Cervantes en Gibraltar
La variedad de español que se habla en el Peñón necesita protección para no perder hablantes y necesita incentivos externos para que no sea una lengua meramente de coloquio y calle, para que sea también una lengua elaborada
La tinta de la coronación regia de Carlos y Camila está tan fresca, suena todavía tan cercano el traqueteo de la carroza en que salieron de paseo por las calles londinenses que apenas me atrevo a musitar el nombre, hoy malhadado, de Diana de Gales. Qué estragos ha hecho el tiempo en el Reino Unido y en España entre 1981, fecha del primer enlace del monarca recién coronado, y este 2023. En el tablero de ajedrez, las piezas han variado en posición y fuerza: allí, un alfil cruzado sacó del juego a la dama; aquí, el rey de entonces se enroca ahora en su particular torre saudí. A ambos lados del tablero, sigue en jaque una casilla fundamental: la colonia de Gibraltar. Como peones, los gibraltareños y los españoles que trabajan allí o que viven cerca de la frontera siguen a expensas del movimiento de piezas que quieran los jugadores.
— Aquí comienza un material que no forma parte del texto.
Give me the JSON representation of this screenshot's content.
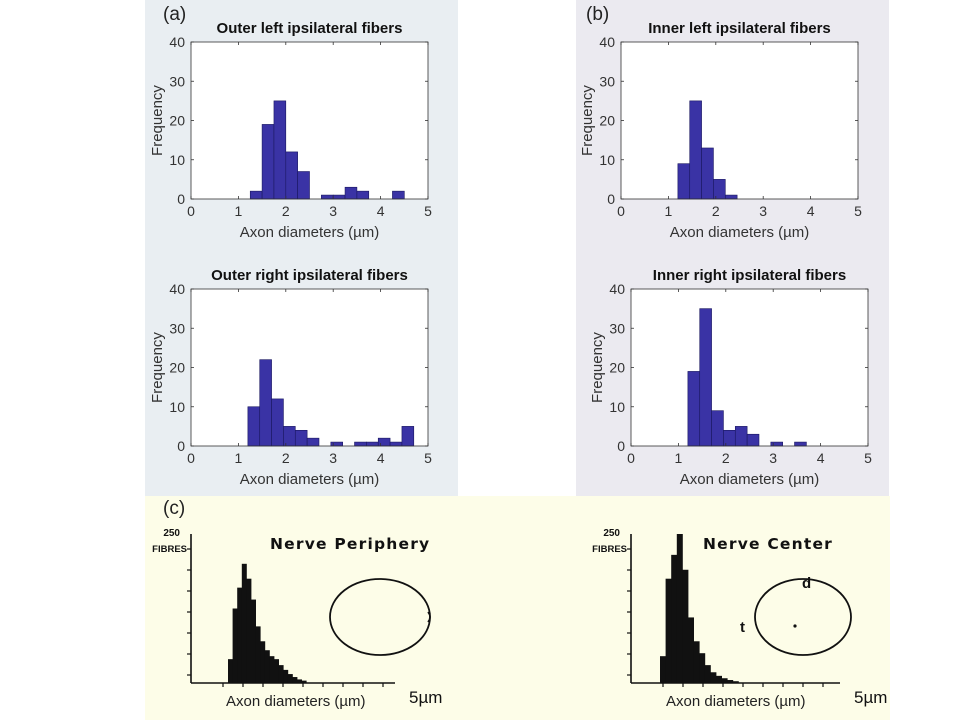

Y la partida está entre dos gobiernos, el español y el británico, que han pasado por distintas etapas y tramas en su relación con el Peñón. Blancas y negras se han ido alternando en el juego a ritmo inconstante. En 1981, los reyes de España no acudieron a Londres a acompañar al nuevo matrimonio porque se entendió como una afrenta diplomática que los príncipes de Gales incluyeran Gibraltar como primera parada de su viaje de bodas; la Verja, línea de control militar entre los dos países, llevaba cerrada desde 1969; vinieron encuentros y desencuentros por el camino: la apertura de la Verja en 1982, la Declaración de Bruselas de 1984, el Acuerdo de Córdoba de 2006...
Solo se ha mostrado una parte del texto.